Additionally, you can:
- Give away your assets before you die.
- Take title to your property jointly with another person.
- Set up a Revocable Living Trust to hold probatable assets and all other probatable property.
The Revocable Living Trust
The Revocable Living Trust is considered a very effective estate planning tool and covers far more issues than any of the other Probate avoidance options listed above. In addition to avoiding Probate, a Revocable Living Trust does the following:
- Takes care of healthcare and financial issues if you become disabled
- Reduces estate taxes or possibly eliminates them
- Provides greater control over the transfer of your assets
- Can contain a ‘no contest’ clause to keep people from contesting your estate plan
- Protects your estate’s assets from your heirs’ creditors
- Maintains control of your assets while you are alive and once you are gone
- Provides for continuity of management of your assets in the event of your incapacity
With a Trust, you own nothing.
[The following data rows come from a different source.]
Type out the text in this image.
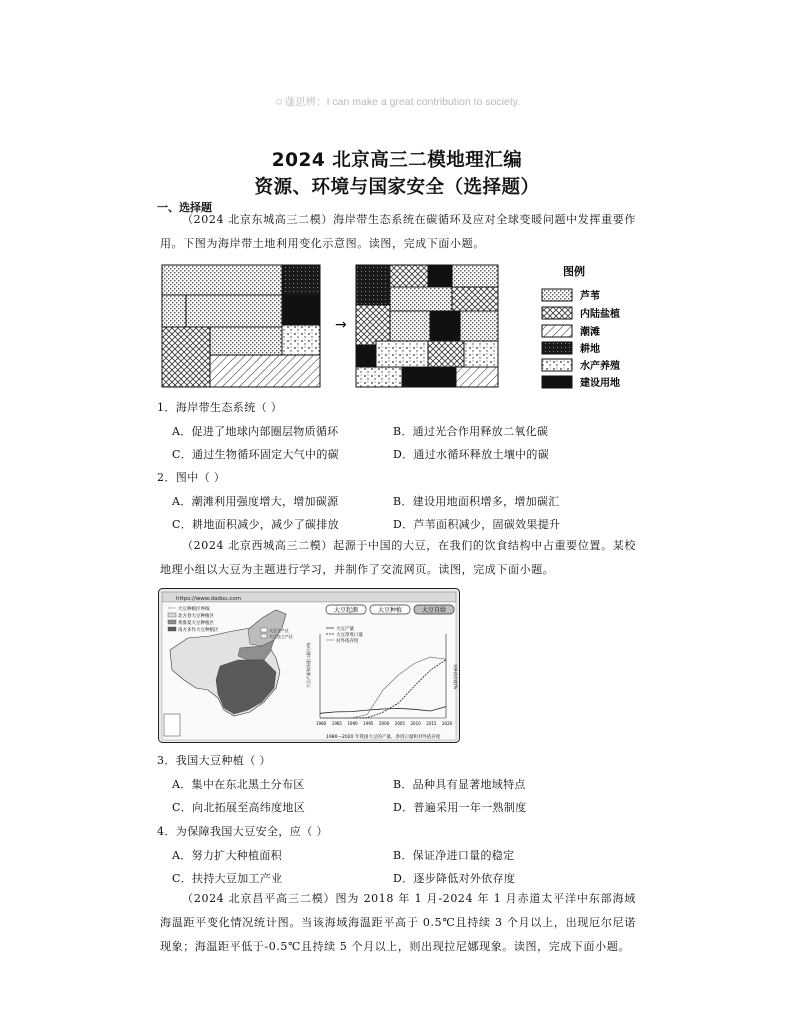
☺蓬思辨：I can make a great contribution to society.
2024 北京高三二模地理汇编
资源、环境与国家安全（选择题）
一、选择题
（2024 北京东城高三二模）海岸带生态系统在碳循环及应对全球变暖问题中发挥重要作用。下图为海岸带土地利用变化示意图。读图，完成下面小题。
→
图例
芦苇
内陆盐植
潮滩
耕地
水产养殖
建设用地
1．海岸带生态系统（ ）
A．促进了地球内部圈层物质循环	B．通过光合作用释放二氧化碳
C．通过生物循环固定大气中的碳	D．通过水循环释放土壤中的碳
2．图中（ ）
A．潮滩利用强度增大，增加碳源	B．建设用地面积增多，增加碳汇
C．耕地面积减少，减少了碳排放	D．芦苇面积减少，固碳效果提升
（2024 北京西城高三二模）起源于中国的大豆，在我们的饮食结构中占重要位置。某校地理小组以大豆为主题进行学习，并制作了交流网页。读图，完成下面小题。
https://www.dadou.com
大豆起源	大豆种植	大豆自给
大豆种植区界线
北方春大豆种植区
黄淮夏大豆种植区
南方多作大豆种植区	大豆主产区
大豆次主产区
大豆产量和净进口量/万吨	对外依存度/%
大豆产量
大豆净进口量
对外依存度
1980—2020 年我国大豆的产量、净进口量和对外依存度
1980 1985 1990 1995 2000 2005 2010 2015 2020
3．我国大豆种植（ ）
A．集中在东北黑土分布区	B．品种具有显著地域特点
C．向北拓展至高纬度地区	D．普遍采用一年一熟制度
4．为保障我国大豆安全，应（ ）
A．努力扩大种植面积	B．保证净进口量的稳定
C．扶持大豆加工产业	D．逐步降低对外依存度
（2024 北京昌平高三二模）图为 2018 年 1 月-2024 年 1 月赤道太平洋中东部海域海温距平变化情况统计图。当该海域海温距平高于 0.5℃且持续 3 个月以上，出现厄尔尼诺现象；海温距平低于-0.5℃且持续 5 个月以上，则出现拉尼娜现象。读图，完成下面小题。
Instead, your Trust owns everything and you remain in control since you are the Trustee and Beneficiary. Additionally, you can amend or even revoke the Trust at any time prior to your death. The big difference between owning the assets outright and owning them through a Trust occurs when you die. Since you technically did not own anything, there is nothing to go through Probate. Part of your Trust includes written instructions as to how to distribute your assets and those instructions are then carried out upon your death.
Probate is not always an easy process for your loved ones. It can be costly, time consuming, and can even produce unwanted hard feelings. Putting your estate in a Revocable Living Trust is a good way to avoid Probate and possibly the problems associated with it. As with any estate planning tool, be sure to ask a qualified estate planning attorney for help with this process.